And tells me I'm too poor to wed.”
Being directly opposite the pillow, it greeted me each morning when I opened my eyes. It was applicable to my own case also, and had a depressing effect upon me.
I had tried short stories, essays, satires. One—but one only—a sad thing about a maiden who had given her life for love and been turned into a water-fall, and over the writing of which I had nearly broken my heart, had been accepted by a paper called The Lamp. It died soon afterwards. The others, with appalling monotony, had been returned to me again and again: sometimes with the Editor's compliments and thanks, and sometimes without: sometimes returned with indecent haste, seemingly by the next post; sometimes kept for months—in a dustbin, judging from appearances. My heart would turn to lead whenever the dismal little slavey would knock at the door and enter with them. If she smiled as she handed me the packet, her thumb and finger covered with her apron so as not to soil it, I fancied she was jeering at me. If she looked sad, as more often she did, poor little overworked slut, I thought she was pitying me. I shunned the postman when I saw him in the street, feeling sure he knew my shame. I wonder if the smart journalists who make fun in the comic papers of the rejected contributor have ever been themselves through that torture-chamber.

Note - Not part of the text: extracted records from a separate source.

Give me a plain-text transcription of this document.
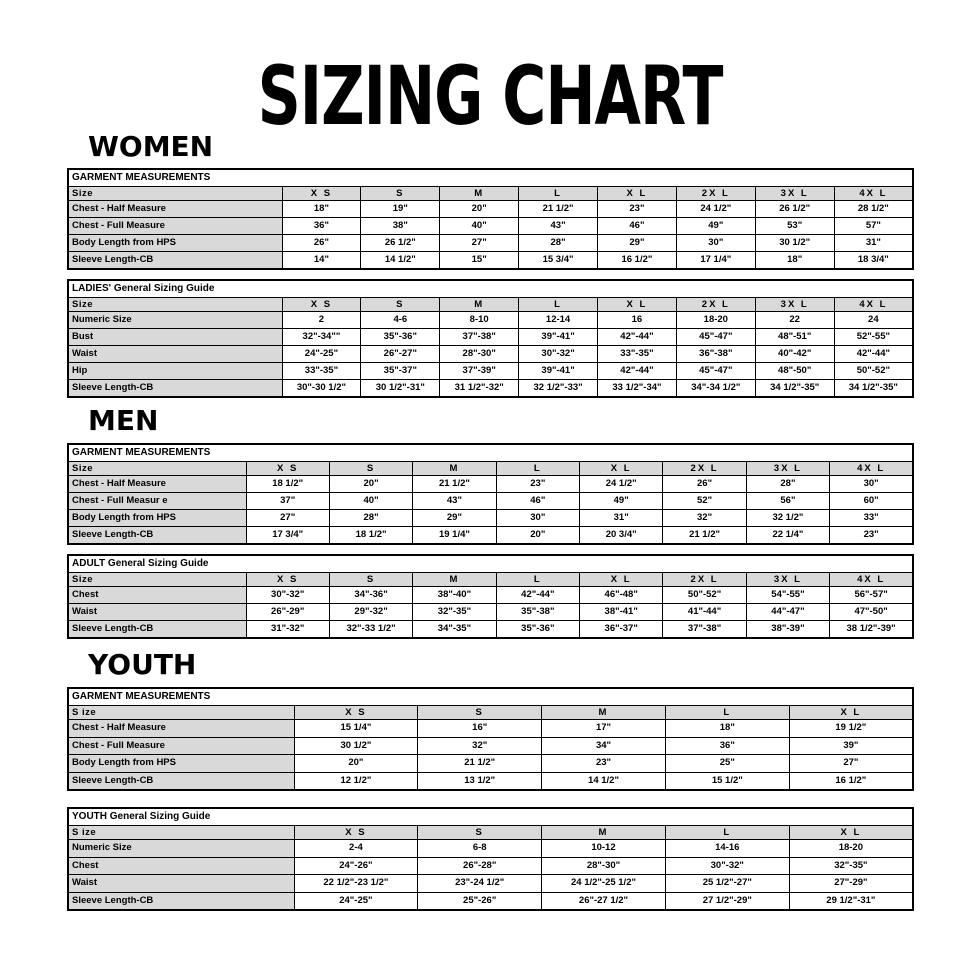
SIZING CHART
WOMEN
GARMENT MEASUREMENTS								
Size	X S	S	M	L	X L	2X L	3X L	4X L
Chest - Half Measure	18"	19"	20"	21 1/2"	23"	24 1/2"	26 1/2"	28 1/2"
Chest - Full Measure	36"	38"	40"	43"	46"	49"	53"	57"
Body Length from HPS	26"	26 1/2"	27"	28"	29"	30"	30 1/2"	31"
Sleeve Length-CB	14"	14 1/2"	15"	15 3/4"	16 1/2"	17 1/4"	18"	18 3/4"
LADIES' General Sizing Guide								
Size	X S	S	M	L	X L	2X L	3X L	4X L
Numeric Size	2	4-6	8-10	12-14	16	18-20	22	24
Bust	32"-34""	35"-36"	37"-38"	39"-41"	42"-44"	45"-47"	48"-51"	52"-55"
Waist	24"-25"	26"-27"	28"-30"	30"-32"	33"-35"	36"-38"	40"-42"	42"-44"
Hip	33"-35"	35"-37"	37"-39"	39"-41"	42"-44"	45"-47"	48"-50"	50"-52"
Sleeve Length-CB	30"-30 1/2"	30 1/2"-31"	31 1/2"-32"	32 1/2"-33"	33 1/2"-34"	34"-34 1/2"	34 1/2"-35"	34 1/2"-35"
MEN
GARMENT MEASUREMENTS								
Size	X S	S	M	L	X L	2X L	3X L	4X L
Chest - Half Measure	18 1/2"	20"	21 1/2"	23"	24 1/2"	26"	28"	30"
Chest - Full Measur e	37"	40"	43"	46"	49"	52"	56"	60"
Body Length from HPS	27"	28"	29"	30"	31"	32"	32 1/2"	33"
Sleeve Length-CB	17 3/4"	18 1/2"	19 1/4"	20"	20 3/4"	21 1/2"	22 1/4"	23"
ADULT General Sizing Guide								
Size	X S	S	M	L	X L	2X L	3X L	4X L
Chest	30"-32"	34"-36"	38"-40"	42"-44"	46"-48"	50"-52"	54"-55"	56"-57"
Waist	26"-29"	29"-32"	32"-35"	35"-38"	38"-41"	41"-44"	44"-47"	47"-50"
Sleeve Length-CB	31"-32"	32"-33 1/2"	34"-35"	35"-36"	36"-37"	37"-38"	38"-39"	38 1/2"-39"
YOUTH
GARMENT MEASUREMENTS					
S ize	X S	S	M	L	X L
Chest - Half Measure	15 1/4"	16"	17"	18"	19 1/2"
Chest - Full Measure	30 1/2"	32"	34"	36"	39"
Body Length from HPS	20"	21 1/2"	23"	25"	27"
Sleeve Length-CB	12 1/2"	13 1/2"	14 1/2"	15 1/2"	16 1/2"
YOUTH General Sizing Guide					
S ize	X S	S	M	L	X L
Numeric Size	2-4	6-8	10-12	14-16	18-20
Chest	24"-26"	26"-28"	28"-30"	30"-32"	32"-35"
Waist	22 1/2"-23 1/2"	23"-24 1/2"	24 1/2"-25 1/2"	25 1/2"-27"	27"-29"
Sleeve Length-CB	24"-25"	25"-26"	26"-27 1/2"	27 1/2"-29"	29 1/2"-31"
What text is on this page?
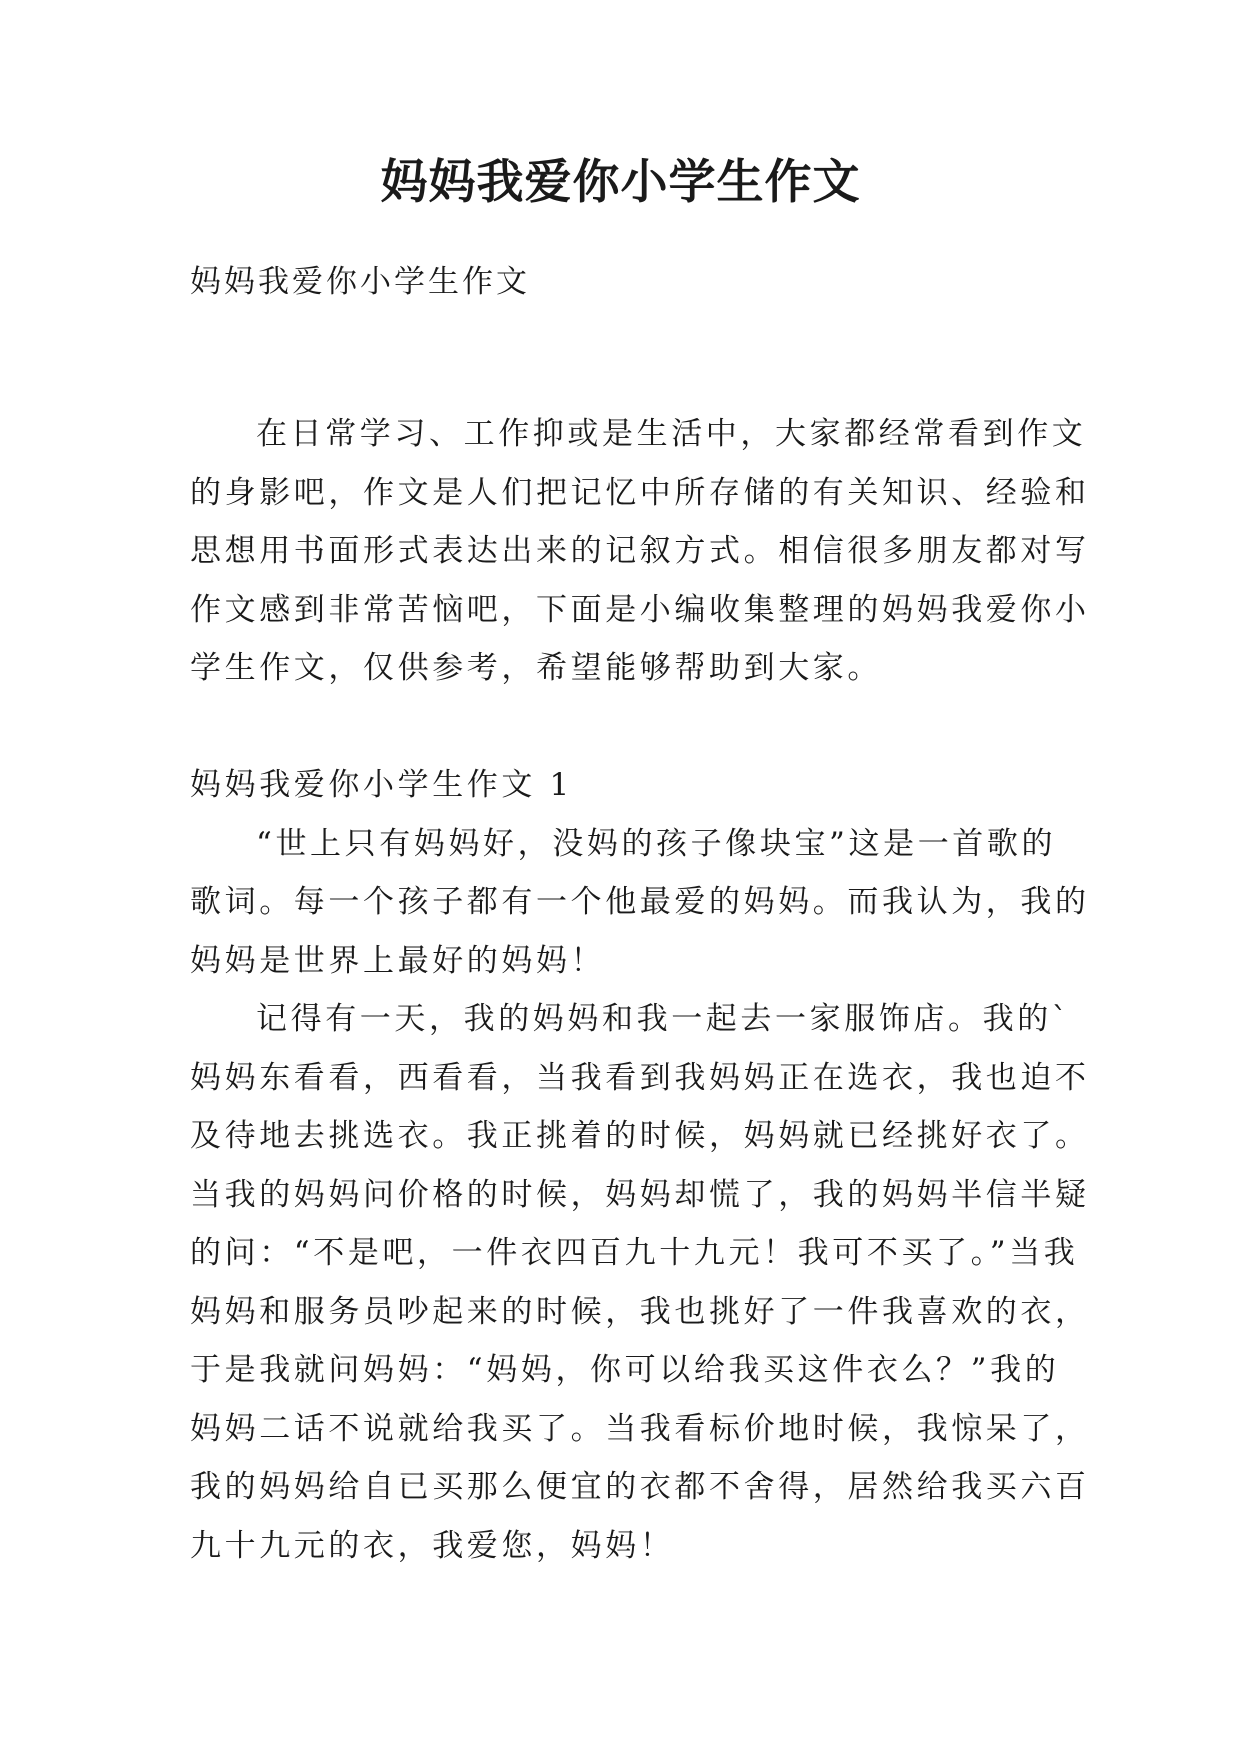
妈妈我爱你小学生作文
妈妈我爱你小学生作文
在日常学习、工作抑或是生活中，大家都经常看到作文
的身影吧，作文是人们把记忆中所存储的有关知识、经验和
思想用书面形式表达出来的记叙方式。相信很多朋友都对写
作文感到非常苦恼吧，下面是小编收集整理的妈妈我爱你小
学生作文，仅供参考，希望能够帮助到大家。
妈妈我爱你小学生作文 1
“世上只有妈妈好，没妈的孩子像块宝”这是一首歌的
歌词。每一个孩子都有一个他最爱的妈妈。而我认为，我的
妈妈是世界上最好的妈妈！
记得有一天，我的妈妈和我一起去一家服饰店。我的`
妈妈东看看，西看看，当我看到我妈妈正在选衣，我也迫不
及待地去挑选衣。我正挑着的时候，妈妈就已经挑好衣了。
当我的妈妈问价格的时候，妈妈却慌了，我的妈妈半信半疑
的问：“不是吧，一件衣四百九十九元！我可不买了。”当我
妈妈和服务员吵起来的时候，我也挑好了一件我喜欢的衣，
于是我就问妈妈：“妈妈，你可以给我买这件衣么？”我的
妈妈二话不说就给我买了。当我看标价地时候，我惊呆了，
我的妈妈给自已买那么便宜的衣都不舍得，居然给我买六百
九十九元的衣，我爱您，妈妈！
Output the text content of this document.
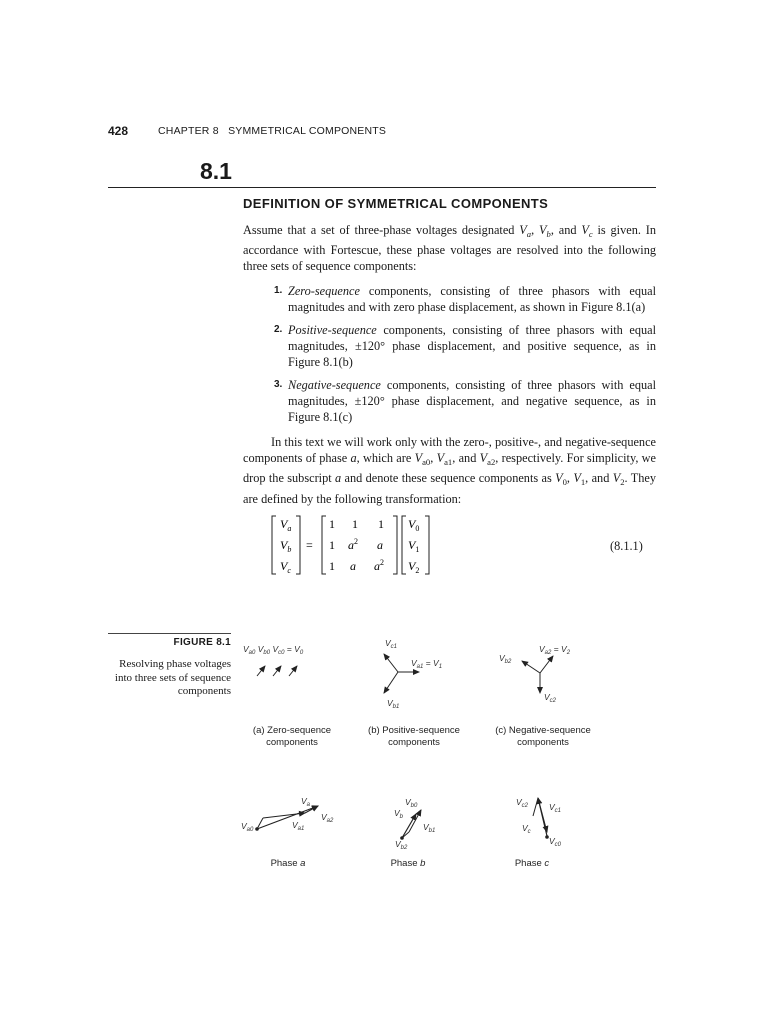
428	CHAPTER 8   SYMMETRICAL COMPONENTS
8.1
DEFINITION OF SYMMETRICAL COMPONENTS
Assume that a set of three-phase voltages designated $V_a$, $V_b$, and $V_c$ is given. In accordance with Fortescue, these phase voltages are resolved into the following three sets of sequence components:
1. Zero-sequence components, consisting of three phasors with equal magnitudes and with zero phase displacement, as shown in Figure 8.1(a)
2. Positive-sequence components, consisting of three phasors with equal magnitudes, ±120° phase displacement, and positive sequence, as in Figure 8.1(b)
3. Negative-sequence components, consisting of three phasors with equal magnitudes, ±120° phase displacement, and negative sequence, as in Figure 8.1(c)
In this text we will work only with the zero-, positive-, and negative-sequence components of phase a, which are $V_{a0}$, $V_{a1}$, and $V_{a2}$, respectively. For simplicity, we drop the subscript a and denote these sequence components as $V_0$, $V_1$, and $V_2$. They are defined by the following transformation:
$V_a$
$V_b$
$V_c$
=
1 1 1
1 $a^2$ a
1 a $a^2$
$V_0$
$V_1$
$V_2$
(8.1.1)
FIGURE 8.1
Resolving phase voltages into three sets of sequence components
$V_{a0}$ $V_{b0}$ $V_{c0} = V_0$
$V_{c1}$
$V_{a1} = V_1$
$V_{b1}$
$V_{b2}$
$V_{a2} = V_2$
$V_{c2}$
$V_a$
$V_{a0}$	$V_{a1}$
$V_{a2}$
$V_{b0}$
$V_b$
$V_{b1}$
$V_{b2}$
$V_{c2}$ $V_{c1}$
$V_c$
$V_{c0}$
(a) Zero-sequence components
(b) Positive-sequence components
(c) Negative-sequence components
Phase a	Phase b	Phase c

By luck, my favorite poet, just then, was Longfellow. It has become the fashion to belittle him. Perhaps all his verse does not reach the level of, say, “The Building of the Ship.” But even Wordsworth nods. To youth, face to face with giants, he will long remain a helpful voice. Some two years before, on a sudden impulse, I had written him a long rigmarole of a letter, pouring out my troubles to him, addressing it simply to Henry Wadsworth Longfellow, America; and had received an answer proving to me that he understood my case exactly and knew all about me. Always when things were at their worst, or nearly so, I would go to him for comfort; and one evening, crouching over my small fire, I struck the poem beginning:
“By his evening fire the artist
Pondered o'er his secret shame;”
I had the feeling that Longfellow must have been thinking about me. And when I read the last two lines:
“That is best which lieth nearest;
Shape from that thy work of art,”
it came to me that Longfellow was telling me not to bother about other people's troubles—those of imaginary maidens turned into waterfalls, and such like—but to write about my own. I would tell the world the story of a hero called Jerome who had run away and gone upon the stage; and of all the strange and moving things that had happened to him there. I started on it that same evening, and in three months it was finished. I hunted up an old actor named Johnson—the oldest actor on the boards, he boasted himself; and he certainly looked it. He had played with Edmund Kean, Macready, Phelps and Booth, not to mention myself. We had been at Astley's together, during the run of “Mazeppa.” It had fallen to our lot, in the third act, to unbind Lisa Weber from the exhausted steed, and carry her across the stage. I took her head and old Johnson her heels. She was what Mr. Mantalini would have called a demmed fine woman, weighing, I should think, some fourteen stone; and during the journey she would pour out blood-curdling threats as to what she would do to both or either of us if we dropped her. Old Johnson lost his temper one night: “Oh, come on, young 'un,” he called out to me in a loud whisper, “let's chuck her into the orchestra.” He began to heave his end. She kept quiet after that. He was now with Wilson Barrett at the old Princess's. I used to wait for him at the stage door, and we would adjourn to a little tavern in Oxford Market. It really was a market in those days, with wooden booths all round, and stalls in the centre; where now stands Oxford Mansions. He would look over my MS. to see that I had made no blunders; and the anecdotes and stories that he told me would have made a rattling good book of themselves. I meant to write it. But he died before we had completed it.